Effective as of the Effective Date, the
definition of Elected Rate shall mean the Adjusted One Month LIBOR
Rate. Effective as of the Effective Date, the only rate
available to Borrower shall be the Adjusted One Month LIBOR Rate
and the Default Rate (if applicable).
5. Modification
of Loan Agreement . Commencing on the Effective Date
the following definitions in Section 1.01 of the Loan Agreement are
hereby deleted in their entirety and replaced with the
following:
" Debt Service Coverage Ratio " shall
mean the ratio of (a) the annualized Net Operating Income from the Premises to
(b) the Annual Debt Service.
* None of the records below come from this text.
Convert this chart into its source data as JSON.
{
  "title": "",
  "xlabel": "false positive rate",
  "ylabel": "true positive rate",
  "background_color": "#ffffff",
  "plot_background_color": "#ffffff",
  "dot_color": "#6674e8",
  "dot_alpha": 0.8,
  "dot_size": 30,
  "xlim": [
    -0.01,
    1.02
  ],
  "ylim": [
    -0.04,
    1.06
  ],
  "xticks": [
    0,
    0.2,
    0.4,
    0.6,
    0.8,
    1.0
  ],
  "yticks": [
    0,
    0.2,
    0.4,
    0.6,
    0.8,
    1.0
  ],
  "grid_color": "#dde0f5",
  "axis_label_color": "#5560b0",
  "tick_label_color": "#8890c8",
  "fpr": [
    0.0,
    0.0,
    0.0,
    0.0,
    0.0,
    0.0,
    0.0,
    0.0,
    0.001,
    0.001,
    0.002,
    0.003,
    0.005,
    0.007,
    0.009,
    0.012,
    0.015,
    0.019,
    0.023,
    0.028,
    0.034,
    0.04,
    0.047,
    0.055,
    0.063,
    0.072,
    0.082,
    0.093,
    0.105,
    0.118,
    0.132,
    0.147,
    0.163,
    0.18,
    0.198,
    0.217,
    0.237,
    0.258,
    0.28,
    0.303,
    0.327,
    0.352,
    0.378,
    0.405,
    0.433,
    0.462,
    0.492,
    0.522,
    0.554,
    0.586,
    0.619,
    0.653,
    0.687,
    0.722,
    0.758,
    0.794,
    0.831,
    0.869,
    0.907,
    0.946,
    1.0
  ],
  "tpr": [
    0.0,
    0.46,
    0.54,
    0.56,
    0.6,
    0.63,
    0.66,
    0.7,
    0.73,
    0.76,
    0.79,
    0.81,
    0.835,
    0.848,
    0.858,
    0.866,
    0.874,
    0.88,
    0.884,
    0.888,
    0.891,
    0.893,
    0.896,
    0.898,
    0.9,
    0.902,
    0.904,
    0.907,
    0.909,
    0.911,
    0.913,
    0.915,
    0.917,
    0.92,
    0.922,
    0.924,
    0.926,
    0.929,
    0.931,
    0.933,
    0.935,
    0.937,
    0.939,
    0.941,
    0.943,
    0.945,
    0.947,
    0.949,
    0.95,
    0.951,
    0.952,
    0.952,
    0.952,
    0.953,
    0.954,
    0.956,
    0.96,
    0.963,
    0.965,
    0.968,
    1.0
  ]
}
Such Debt Service
Coverage Ratio will be
measured and tested as of June 30, 2008 and every three (3)
months thereafter as
calculated on a rolling annual basis until the First Extended
Maturity Date, or the Second Extended Maturity Date, if applicable.
Borrower shall provide U.S. Bank with a compliance certificate
detailing the covenant calculation and its compliance within thirty
(30) days subsequent to each calendar quarter end.